The market for mobile payments — which includes mobile shopping, money transfers and near-field communication (NFC) transactions — will hit $670 billion globally by 2015, a significant jump from $240 billion this year, according to Juniper Research’s latest report.
All mobile segments will double or triple over the next five years, according to the report. Juniper’s findings are undoubtedly highly optimistic, but I wouldn’t be surprised if it comes to pass given just how much of a hot topic mobile payments are right now.
(Mobile payments will be a big part of our MobileBeat 2011 conference next week in San Francisco, which will feature Google Wallet head Stephanie Tilenius, as well as guests from PayPal and Verizon to discuss the burgeoning new field.)
“Some 20 countries are expected to launch NFC services in the next 18 months, resulting in transactions approaching $50 billion worldwide by 2014,” Juniper’s John Levett wrote in an email announcement this morning. “Meanwhile the need for financial access in developing countries is such that active mobile money users will double by 2013 and drive transaction values accordingly.”

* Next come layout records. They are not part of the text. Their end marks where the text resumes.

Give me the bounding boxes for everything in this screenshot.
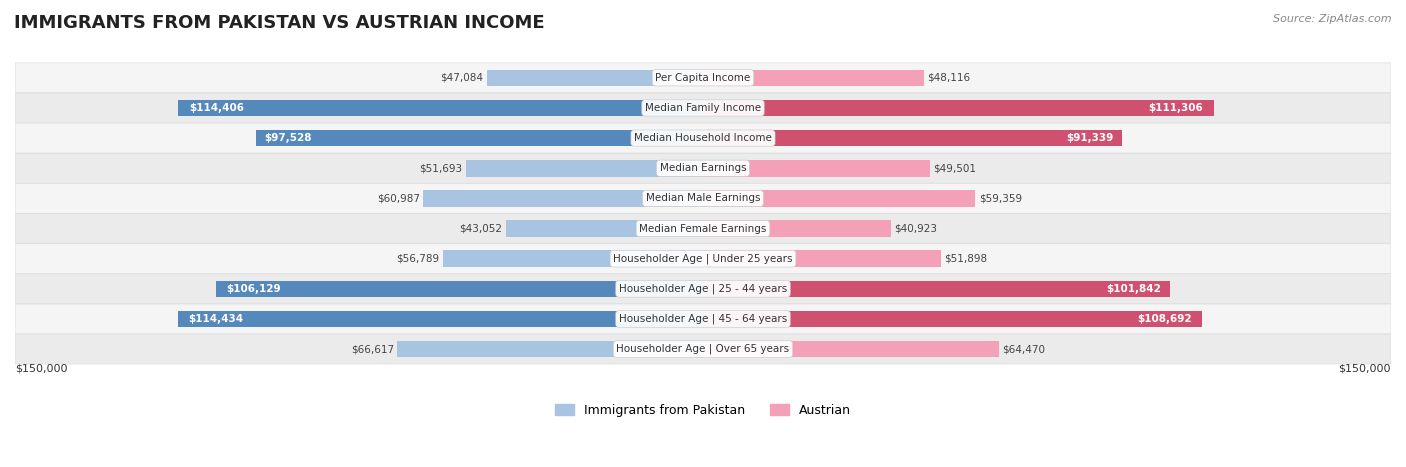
FancyBboxPatch shape (15, 93, 1391, 123)
Text: $48,116: $48,116 (927, 73, 970, 83)
Text: $66,617: $66,617 (352, 344, 394, 354)
Text: $51,693: $51,693 (419, 163, 463, 173)
Text: $108,692: $108,692 (1137, 314, 1191, 324)
Text: $101,842: $101,842 (1107, 284, 1161, 294)
Text: Median Household Income: Median Household Income (634, 133, 772, 143)
Text: Householder Age | Under 25 years: Householder Age | Under 25 years (613, 254, 793, 264)
Text: $150,000: $150,000 (15, 364, 67, 374)
Text: $91,339: $91,339 (1066, 133, 1114, 143)
Text: $49,501: $49,501 (934, 163, 977, 173)
FancyBboxPatch shape (15, 63, 1391, 93)
Bar (703, 250, 941, 267)
Bar (465, 160, 703, 177)
FancyBboxPatch shape (15, 304, 1391, 334)
Text: $60,987: $60,987 (377, 193, 420, 204)
Text: Householder Age | Over 65 years: Householder Age | Over 65 years (616, 344, 790, 354)
Bar (703, 130, 1122, 146)
Bar (703, 70, 924, 86)
Text: $56,789: $56,789 (396, 254, 439, 264)
Bar (486, 70, 703, 86)
Text: Per Capita Income: Per Capita Income (655, 73, 751, 83)
Text: Median Family Income: Median Family Income (645, 103, 761, 113)
Bar (506, 220, 703, 237)
Text: $43,052: $43,052 (460, 224, 502, 234)
Text: $47,084: $47,084 (440, 73, 484, 83)
Text: $111,306: $111,306 (1149, 103, 1204, 113)
Text: Source: ZipAtlas.com: Source: ZipAtlas.com (1274, 14, 1392, 24)
FancyBboxPatch shape (15, 334, 1391, 364)
Bar (398, 341, 703, 357)
Text: $40,923: $40,923 (894, 224, 938, 234)
FancyBboxPatch shape (15, 184, 1391, 213)
Text: $59,359: $59,359 (979, 193, 1022, 204)
Text: Householder Age | 25 - 44 years: Householder Age | 25 - 44 years (619, 283, 787, 294)
Text: Median Male Earnings: Median Male Earnings (645, 193, 761, 204)
FancyBboxPatch shape (15, 244, 1391, 274)
Text: $150,000: $150,000 (1339, 364, 1391, 374)
Text: $97,528: $97,528 (264, 133, 312, 143)
Bar (703, 99, 1213, 116)
Bar (703, 190, 976, 207)
Bar (703, 341, 998, 357)
Text: Median Female Earnings: Median Female Earnings (640, 224, 766, 234)
Text: $106,129: $106,129 (226, 284, 281, 294)
Bar (179, 311, 703, 327)
Text: Householder Age | 45 - 64 years: Householder Age | 45 - 64 years (619, 314, 787, 324)
FancyBboxPatch shape (15, 213, 1391, 243)
Bar (179, 99, 703, 116)
Text: Median Earnings: Median Earnings (659, 163, 747, 173)
Bar (217, 281, 703, 297)
Bar (703, 220, 890, 237)
Text: IMMIGRANTS FROM PAKISTAN VS AUSTRIAN INCOME: IMMIGRANTS FROM PAKISTAN VS AUSTRIAN INC… (14, 14, 544, 32)
Bar (256, 130, 703, 146)
Text: $114,434: $114,434 (188, 314, 243, 324)
Bar (703, 281, 1170, 297)
Text: $51,898: $51,898 (945, 254, 987, 264)
FancyBboxPatch shape (15, 153, 1391, 183)
Text: $114,406: $114,406 (188, 103, 243, 113)
Bar (703, 160, 929, 177)
Text: $64,470: $64,470 (1002, 344, 1045, 354)
FancyBboxPatch shape (15, 123, 1391, 153)
Bar (423, 190, 703, 207)
FancyBboxPatch shape (15, 274, 1391, 304)
Bar (703, 311, 1202, 327)
Legend: Immigrants from Pakistan, Austrian: Immigrants from Pakistan, Austrian (550, 399, 856, 422)
Bar (443, 250, 703, 267)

According to Juniper senior analyst David Snow, digital goods, the largest segment of the mobile payment market, won’t grow as quickly as newer segments like NFC and physical goods payments over the next few years. Digital goods will more than double (and account for 40 percent of the market) by 2015, while other segments will grow almost three times as much.

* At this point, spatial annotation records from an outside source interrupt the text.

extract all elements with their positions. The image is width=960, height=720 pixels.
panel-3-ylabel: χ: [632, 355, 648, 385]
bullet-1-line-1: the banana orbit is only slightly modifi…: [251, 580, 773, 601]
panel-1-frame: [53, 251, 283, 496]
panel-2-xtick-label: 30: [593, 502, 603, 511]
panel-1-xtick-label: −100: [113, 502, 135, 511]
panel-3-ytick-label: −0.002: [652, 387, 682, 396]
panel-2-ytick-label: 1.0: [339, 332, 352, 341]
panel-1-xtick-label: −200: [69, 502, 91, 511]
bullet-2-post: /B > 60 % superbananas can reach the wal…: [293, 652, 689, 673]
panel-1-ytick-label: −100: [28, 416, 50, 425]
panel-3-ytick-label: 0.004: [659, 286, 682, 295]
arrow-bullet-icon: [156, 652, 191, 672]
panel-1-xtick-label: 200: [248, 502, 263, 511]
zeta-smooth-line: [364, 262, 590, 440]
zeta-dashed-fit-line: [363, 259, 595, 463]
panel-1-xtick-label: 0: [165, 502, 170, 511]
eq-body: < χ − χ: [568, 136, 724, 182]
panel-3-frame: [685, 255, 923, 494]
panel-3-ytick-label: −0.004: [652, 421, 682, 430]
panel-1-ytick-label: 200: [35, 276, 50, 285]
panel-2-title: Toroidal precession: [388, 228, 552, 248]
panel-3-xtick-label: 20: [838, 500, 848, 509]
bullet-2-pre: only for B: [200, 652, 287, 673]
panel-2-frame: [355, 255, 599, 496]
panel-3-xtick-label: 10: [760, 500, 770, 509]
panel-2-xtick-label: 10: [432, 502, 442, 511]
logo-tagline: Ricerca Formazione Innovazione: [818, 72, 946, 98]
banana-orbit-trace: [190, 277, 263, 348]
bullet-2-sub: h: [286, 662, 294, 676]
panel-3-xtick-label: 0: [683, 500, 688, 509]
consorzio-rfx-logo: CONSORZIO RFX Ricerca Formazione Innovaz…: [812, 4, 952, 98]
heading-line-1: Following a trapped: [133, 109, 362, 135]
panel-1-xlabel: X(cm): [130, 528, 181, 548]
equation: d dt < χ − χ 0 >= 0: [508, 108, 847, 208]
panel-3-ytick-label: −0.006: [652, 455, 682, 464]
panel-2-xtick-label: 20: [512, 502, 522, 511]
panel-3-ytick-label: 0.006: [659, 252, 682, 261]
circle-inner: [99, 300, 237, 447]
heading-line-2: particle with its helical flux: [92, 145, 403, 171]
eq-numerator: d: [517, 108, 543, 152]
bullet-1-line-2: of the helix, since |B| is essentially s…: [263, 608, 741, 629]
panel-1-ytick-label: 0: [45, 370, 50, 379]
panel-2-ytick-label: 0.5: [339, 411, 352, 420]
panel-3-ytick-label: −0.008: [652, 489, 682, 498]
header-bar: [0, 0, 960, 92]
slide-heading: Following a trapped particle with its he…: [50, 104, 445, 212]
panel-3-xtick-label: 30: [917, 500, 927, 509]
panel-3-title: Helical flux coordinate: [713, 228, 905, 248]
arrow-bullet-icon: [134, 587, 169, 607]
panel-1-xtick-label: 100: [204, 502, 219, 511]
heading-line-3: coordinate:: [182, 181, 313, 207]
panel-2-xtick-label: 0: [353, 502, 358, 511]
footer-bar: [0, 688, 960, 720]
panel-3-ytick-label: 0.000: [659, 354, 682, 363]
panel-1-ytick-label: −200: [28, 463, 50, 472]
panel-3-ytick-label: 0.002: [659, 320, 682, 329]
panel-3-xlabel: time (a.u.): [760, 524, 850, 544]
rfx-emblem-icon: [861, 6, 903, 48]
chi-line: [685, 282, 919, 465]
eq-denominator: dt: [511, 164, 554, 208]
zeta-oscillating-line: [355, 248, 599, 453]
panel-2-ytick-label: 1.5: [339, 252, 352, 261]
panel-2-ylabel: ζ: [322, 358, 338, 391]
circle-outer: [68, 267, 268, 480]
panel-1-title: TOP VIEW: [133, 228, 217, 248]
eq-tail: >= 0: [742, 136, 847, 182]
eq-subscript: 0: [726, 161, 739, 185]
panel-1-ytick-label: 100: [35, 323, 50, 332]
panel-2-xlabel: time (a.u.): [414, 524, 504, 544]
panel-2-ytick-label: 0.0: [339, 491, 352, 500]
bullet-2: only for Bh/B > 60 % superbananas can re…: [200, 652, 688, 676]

A Forrester report from several weeks ago estimated that mobile commerce in the US will hit $31 billion by 2016. It’s difficult to tell if that figure jibes with Juniper’s numbers — Forrester was only looking at the US (Juniper’s figure is global), and the firm was only looking at mobile shopping elements of mobile payments, not money transfers.
The Juniper report also noted that North America, Western Europe, and East Asian countries will account for 75 percent of mobile payment transactions by 2015. That’s to be expected, since all of those regions are also leading the way in smartphone penetration.